Wednesday, May 21, 2014
There were four same-sex couples lined up in the lobby of the City County Building shortly after 8 a.m. this morning -- nearly half an hour before the wills/orphans division of the county's Department of Court Records opened for business. And suffice it to say: None of them were there to pick up passports.
All four couples were there to seek marriage licenses in the wake of a ruling by federal Judge John E. Jones III legalizing same-sex marriage in the Pennsylvania. And more are certainly on their way: County spokeswoman Amie Downs told them that some 160 online marriage applications had been filed overnight.
The couples City Paper spoke with said Johns' ruling was both long expected and a total surprise.
"I was at the polls when I heard," said Karla Bolster, who has been with her partner Terry Cowden for 20 years. And after getting a text from her daughter about the decision, Cowden "proposed by text. ... I wrote back 'Yes.'"
That may not be the most romantic marriage proposal you'll ever hear, but same-sex couples have good reason to be pragmatic about Jones' ruling. As of this morning, it's unclear whether Gov. Tom Corbett will appeal the ruling or ask for it to be stayed; if he does so, it could close the window of opportunity for same-sex couples -- at least while further court action is pending.
"I'm hoping to be married before" that happens, said Bolster. "That's why we're here: to beat [Corbett] to the punch."
The two women are raising a 15-year-boy, in addition to an adult daughter. "My son wants the whole big wedding ceremony," Bolster said. "But I just want to make sure our kids and our family is protected."
"We've been together so long that the piece of paper is really not the point," Cowden agreed. It's the legal protections -- the ability for both women to consult with doctors about their son's health, for example -- that brought them from their Beechview home to Grant Street before heading off to work.
Karen Belsterling, who was waiting to apply for her license with her partner, Jules Hall, agreed the paperwork was unlikely to make them feel much differently about each other. The two met some 15 years ago, when they were both working as escorts at an abortion clinic. "It's about having everybody recognize [the relationship]," said Belsterling. "If you go to a party, you don't want to say, 'This is my partner,' because everybody thinks you're in business together, and there has to be a big explanation."

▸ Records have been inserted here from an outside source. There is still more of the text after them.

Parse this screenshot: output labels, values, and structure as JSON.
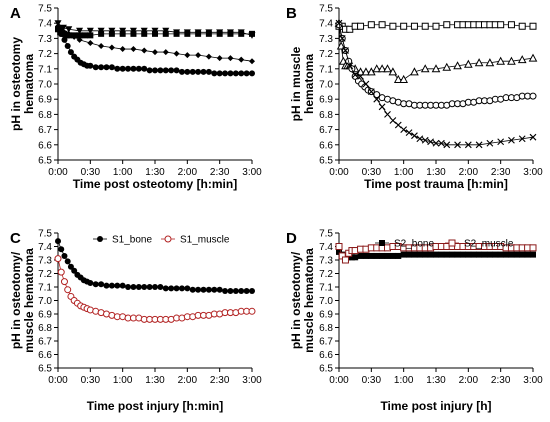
{
  "chart_data": [
    {
      "panel": "A",
      "type": "scatter",
      "ylabel_lines": [
        "pH in osteotomy",
        "hematoma"
      ],
      "xlabel": "Time post osteotomy [h:min]",
      "ylim": [
        6.5,
        7.5
      ],
      "yticks": [
        "6.5",
        "6.6",
        "6.7",
        "6.8",
        "6.9",
        "7.0",
        "7.1",
        "7.2",
        "7.3",
        "7.4",
        "7.5"
      ],
      "xlim": [
        0,
        180
      ],
      "xticks": [
        "0:00",
        "0:30",
        "1:00",
        "1:30",
        "2:00",
        "2:30",
        "3:00"
      ],
      "series": [
        {
          "marker": "square",
          "x": [
            0,
            2,
            4,
            6,
            8,
            10,
            15,
            20,
            25,
            30,
            40,
            50,
            60,
            70,
            80,
            90,
            100,
            110,
            120,
            130,
            140,
            150,
            160,
            170,
            180
          ],
          "y": [
            7.36,
            7.34,
            7.33,
            7.33,
            7.32,
            7.32,
            7.32,
            7.32,
            7.32,
            7.32,
            7.33,
            7.33,
            7.33,
            7.33,
            7.33,
            7.33,
            7.33,
            7.33,
            7.33,
            7.33,
            7.33,
            7.33,
            7.33,
            7.33,
            7.33
          ]
        },
        {
          "marker": "triangle-down",
          "x": [
            0,
            5,
            10,
            20,
            30,
            40,
            50,
            60,
            70,
            80,
            90,
            100,
            110,
            120,
            130,
            140,
            150,
            160,
            170,
            180
          ],
          "y": [
            7.4,
            7.37,
            7.36,
            7.35,
            7.35,
            7.35,
            7.35,
            7.35,
            7.35,
            7.35,
            7.35,
            7.35,
            7.34,
            7.34,
            7.34,
            7.34,
            7.34,
            7.34,
            7.34,
            7.32
          ]
        },
        {
          "marker": "diamond",
          "x": [
            0,
            3,
            6,
            10,
            15,
            20,
            30,
            40,
            50,
            60,
            70,
            80,
            90,
            100,
            110,
            120,
            130,
            140,
            150,
            160,
            170,
            180
          ],
          "y": [
            7.38,
            7.36,
            7.34,
            7.33,
            7.31,
            7.29,
            7.27,
            7.25,
            7.24,
            7.23,
            7.23,
            7.22,
            7.21,
            7.21,
            7.2,
            7.19,
            7.19,
            7.18,
            7.17,
            7.17,
            7.16,
            7.15
          ]
        },
        {
          "marker": "circle",
          "x": [
            0,
            3,
            6,
            9,
            12,
            15,
            18,
            21,
            24,
            27,
            30,
            35,
            40,
            45,
            50,
            55,
            60,
            65,
            70,
            75,
            80,
            85,
            90,
            95,
            100,
            105,
            110,
            115,
            120,
            125,
            130,
            135,
            140,
            145,
            150,
            155,
            160,
            165,
            170,
            175,
            180
          ],
          "y": [
            7.37,
            7.33,
            7.29,
            7.25,
            7.21,
            7.18,
            7.16,
            7.14,
            7.13,
            7.12,
            7.12,
            7.11,
            7.11,
            7.11,
            7.11,
            7.1,
            7.1,
            7.1,
            7.1,
            7.1,
            7.1,
            7.09,
            7.09,
            7.09,
            7.09,
            7.09,
            7.09,
            7.08,
            7.08,
            7.08,
            7.08,
            7.08,
            7.08,
            7.07,
            7.07,
            7.07,
            7.07,
            7.07,
            7.07,
            7.07,
            7.07
          ]
        }
      ]
    },
    {
      "panel": "B",
      "type": "scatter",
      "ylabel_lines": [
        "pH in muscle",
        "hematoma"
      ],
      "xlabel": "Time post trauma [h:min]",
      "ylim": [
        6.5,
        7.5
      ],
      "yticks": [
        "6.5",
        "6.6",
        "6.7",
        "6.8",
        "6.9",
        "7.0",
        "7.1",
        "7.2",
        "7.3",
        "7.4",
        "7.5"
      ],
      "xlim": [
        0,
        180
      ],
      "xticks": [
        "0:00",
        "0:30",
        "1:00",
        "1:30",
        "2:00",
        "2:30",
        "3:00"
      ],
      "series": [
        {
          "marker": "open-square",
          "x": [
            0,
            3,
            6,
            10,
            15,
            20,
            30,
            40,
            50,
            60,
            70,
            80,
            90,
            100,
            110,
            115,
            120,
            125,
            130,
            135,
            140,
            145,
            150,
            160,
            170,
            180
          ],
          "y": [
            7.38,
            7.38,
            7.36,
            7.36,
            7.38,
            7.38,
            7.39,
            7.39,
            7.38,
            7.38,
            7.38,
            7.38,
            7.38,
            7.39,
            7.39,
            7.39,
            7.39,
            7.39,
            7.39,
            7.39,
            7.39,
            7.39,
            7.39,
            7.39,
            7.38,
            7.38
          ]
        },
        {
          "marker": "open-triangle",
          "x": [
            0,
            2,
            4,
            6,
            8,
            10,
            15,
            20,
            25,
            30,
            35,
            40,
            45,
            50,
            55,
            60,
            70,
            80,
            90,
            100,
            110,
            120,
            130,
            140,
            150,
            160,
            170,
            180
          ],
          "y": [
            7.4,
            7.25,
            7.15,
            7.12,
            7.12,
            7.12,
            7.1,
            7.08,
            7.08,
            7.08,
            7.1,
            7.1,
            7.1,
            7.08,
            7.03,
            7.03,
            7.08,
            7.1,
            7.1,
            7.11,
            7.12,
            7.13,
            7.14,
            7.14,
            7.15,
            7.15,
            7.16,
            7.17
          ]
        },
        {
          "marker": "open-circle",
          "x": [
            0,
            3,
            6,
            9,
            12,
            15,
            18,
            21,
            24,
            27,
            30,
            35,
            40,
            45,
            50,
            55,
            60,
            65,
            70,
            75,
            80,
            85,
            90,
            95,
            100,
            105,
            110,
            115,
            120,
            125,
            130,
            135,
            140,
            145,
            150,
            155,
            160,
            165,
            170,
            175,
            180
          ],
          "y": [
            7.39,
            7.3,
            7.22,
            7.15,
            7.1,
            7.05,
            7.02,
            7.0,
            6.98,
            6.96,
            6.95,
            6.93,
            6.91,
            6.9,
            6.89,
            6.88,
            6.87,
            6.87,
            6.86,
            6.86,
            6.86,
            6.86,
            6.86,
            6.86,
            6.86,
            6.87,
            6.87,
            6.87,
            6.88,
            6.88,
            6.89,
            6.89,
            6.89,
            6.9,
            6.9,
            6.91,
            6.91,
            6.91,
            6.92,
            6.92,
            6.92
          ]
        },
        {
          "marker": "cross",
          "x": [
            0,
            3,
            6,
            10,
            15,
            20,
            25,
            30,
            35,
            40,
            45,
            50,
            55,
            60,
            65,
            70,
            75,
            80,
            85,
            90,
            95,
            100,
            110,
            120,
            130,
            140,
            150,
            160,
            170,
            180
          ],
          "y": [
            7.4,
            7.3,
            7.22,
            7.12,
            7.06,
            7.05,
            7.0,
            6.95,
            6.9,
            6.85,
            6.8,
            6.76,
            6.73,
            6.7,
            6.68,
            6.66,
            6.64,
            6.63,
            6.62,
            6.61,
            6.61,
            6.6,
            6.6,
            6.6,
            6.6,
            6.61,
            6.62,
            6.63,
            6.64,
            6.65
          ]
        }
      ]
    },
    {
      "panel": "C",
      "type": "line",
      "ylabel_lines": [
        "pH in osteotomy/",
        "muscle hematoma"
      ],
      "xlabel": "Time post injury [h:min]",
      "ylim": [
        6.5,
        7.5
      ],
      "yticks": [
        "6.5",
        "6.6",
        "6.7",
        "6.8",
        "6.9",
        "7.0",
        "7.1",
        "7.2",
        "7.3",
        "7.4",
        "7.5"
      ],
      "xlim": [
        0,
        180
      ],
      "xticks": [
        "0:00",
        "0:30",
        "1:00",
        "1:30",
        "2:00",
        "2:30",
        "3:00"
      ],
      "legend": [
        "S1_bone",
        "S1_muscle"
      ],
      "series": [
        {
          "name": "S1_bone",
          "marker": "filled-circle",
          "color": "#000000",
          "x": [
            0,
            3,
            6,
            9,
            12,
            15,
            18,
            21,
            24,
            27,
            30,
            35,
            40,
            45,
            50,
            55,
            60,
            65,
            70,
            75,
            80,
            85,
            90,
            95,
            100,
            105,
            110,
            115,
            120,
            125,
            130,
            135,
            140,
            145,
            150,
            155,
            160,
            165,
            170,
            175,
            180
          ],
          "y": [
            7.44,
            7.38,
            7.33,
            7.29,
            7.25,
            7.22,
            7.19,
            7.17,
            7.15,
            7.14,
            7.13,
            7.12,
            7.12,
            7.11,
            7.11,
            7.11,
            7.11,
            7.1,
            7.1,
            7.1,
            7.1,
            7.1,
            7.1,
            7.1,
            7.09,
            7.09,
            7.09,
            7.09,
            7.09,
            7.08,
            7.08,
            7.08,
            7.08,
            7.08,
            7.08,
            7.07,
            7.07,
            7.07,
            7.07,
            7.07,
            7.07
          ]
        },
        {
          "name": "S1_muscle",
          "marker": "open-circle",
          "color": "#b22222",
          "x": [
            0,
            3,
            6,
            9,
            12,
            15,
            18,
            21,
            24,
            27,
            30,
            35,
            40,
            45,
            50,
            55,
            60,
            65,
            70,
            75,
            80,
            85,
            90,
            95,
            100,
            105,
            110,
            115,
            120,
            125,
            130,
            135,
            140,
            145,
            150,
            155,
            160,
            165,
            170,
            175,
            180
          ],
          "y": [
            7.31,
            7.21,
            7.14,
            7.08,
            7.03,
            7.0,
            6.98,
            6.96,
            6.95,
            6.94,
            6.93,
            6.92,
            6.91,
            6.9,
            6.89,
            6.88,
            6.88,
            6.87,
            6.87,
            6.87,
            6.86,
            6.86,
            6.86,
            6.86,
            6.86,
            6.86,
            6.87,
            6.87,
            6.88,
            6.88,
            6.89,
            6.89,
            6.89,
            6.9,
            6.9,
            6.91,
            6.91,
            6.91,
            6.92,
            6.92,
            6.92
          ]
        }
      ]
    },
    {
      "panel": "D",
      "type": "line",
      "ylabel_lines": [
        "pH in osteotomy/",
        "muscle hematoma"
      ],
      "xlabel": "Time post injury [h]",
      "ylim": [
        6.5,
        7.5
      ],
      "yticks": [
        "6.5",
        "6.6",
        "6.7",
        "6.8",
        "6.9",
        "7.0",
        "7.1",
        "7.2",
        "7.3",
        "7.4",
        "7.5"
      ],
      "xlim": [
        0,
        180
      ],
      "xticks": [
        "0:00",
        "0:30",
        "1:00",
        "1:30",
        "2:00",
        "2:30",
        "3:00"
      ],
      "legend": [
        "S2_bone",
        "S2_muscle"
      ],
      "series": [
        {
          "name": "S2_bone",
          "marker": "filled-square",
          "color": "#000000",
          "x": [
            0,
            3,
            6,
            9,
            12,
            15,
            20,
            25,
            30,
            35,
            40,
            45,
            50,
            55,
            60,
            65,
            70,
            75,
            80,
            85,
            90,
            95,
            100,
            105,
            110,
            115,
            120,
            125,
            130,
            135,
            140,
            145,
            150,
            155,
            160,
            165,
            170,
            175,
            180
          ],
          "y": [
            7.36,
            7.34,
            7.32,
            7.32,
            7.32,
            7.32,
            7.33,
            7.33,
            7.33,
            7.33,
            7.33,
            7.33,
            7.33,
            7.33,
            7.34,
            7.34,
            7.34,
            7.34,
            7.34,
            7.34,
            7.34,
            7.34,
            7.34,
            7.34,
            7.34,
            7.34,
            7.34,
            7.34,
            7.34,
            7.34,
            7.34,
            7.34,
            7.34,
            7.34,
            7.34,
            7.34,
            7.34,
            7.34,
            7.34
          ]
        },
        {
          "name": "S2_muscle",
          "marker": "open-square",
          "color": "#8b1a1a",
          "x": [
            0,
            3,
            6,
            9,
            12,
            15,
            20,
            25,
            30,
            35,
            40,
            45,
            50,
            55,
            60,
            65,
            70,
            75,
            80,
            85,
            90,
            95,
            100,
            105,
            110,
            115,
            120,
            125,
            130,
            135,
            140,
            145,
            150,
            155,
            160,
            165,
            170,
            175,
            180
          ],
          "y": [
            7.4,
            7.33,
            7.3,
            7.35,
            7.37,
            7.37,
            7.38,
            7.38,
            7.39,
            7.39,
            7.39,
            7.39,
            7.4,
            7.4,
            7.39,
            7.39,
            7.39,
            7.39,
            7.39,
            7.39,
            7.4,
            7.4,
            7.4,
            7.4,
            7.4,
            7.4,
            7.4,
            7.4,
            7.4,
            7.4,
            7.4,
            7.4,
            7.4,
            7.39,
            7.39,
            7.39,
            7.39,
            7.39,
            7.39
          ]
        }
      ]
    }
  ]
}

Belsterling acknowledges that no one knows what may happen next in the case. And both couples said they were unsure of how to seek a waiver from a three-day "waiting period," which is ordinarily required for marriage licenses.
"They aren't exactly hanging flags out telling people, 'We'll marry you,'" said Belsterling. "If this was Las Vegas, every chapel would be open." But no matter what Corbett does, she added, "We're going to ride it out."
Further back in line were Bill Rushlander and Rob Sauritch of Ross Township, who were hoping to get married after more than a decade together. (They met when Rushlander, a corporate "headhunter," interviewed Sauritch for potential placement in a new career. Sauritch didn't land a new position, Rushlander admits, "But I made the ultimate placement.")
Getting a license, Rushlander said, "puts closure to something that should have happened a long time ago."
Then the door to the county's marriage license office opened up ... and Rushlander, along with his partner of 13 years, walked on through.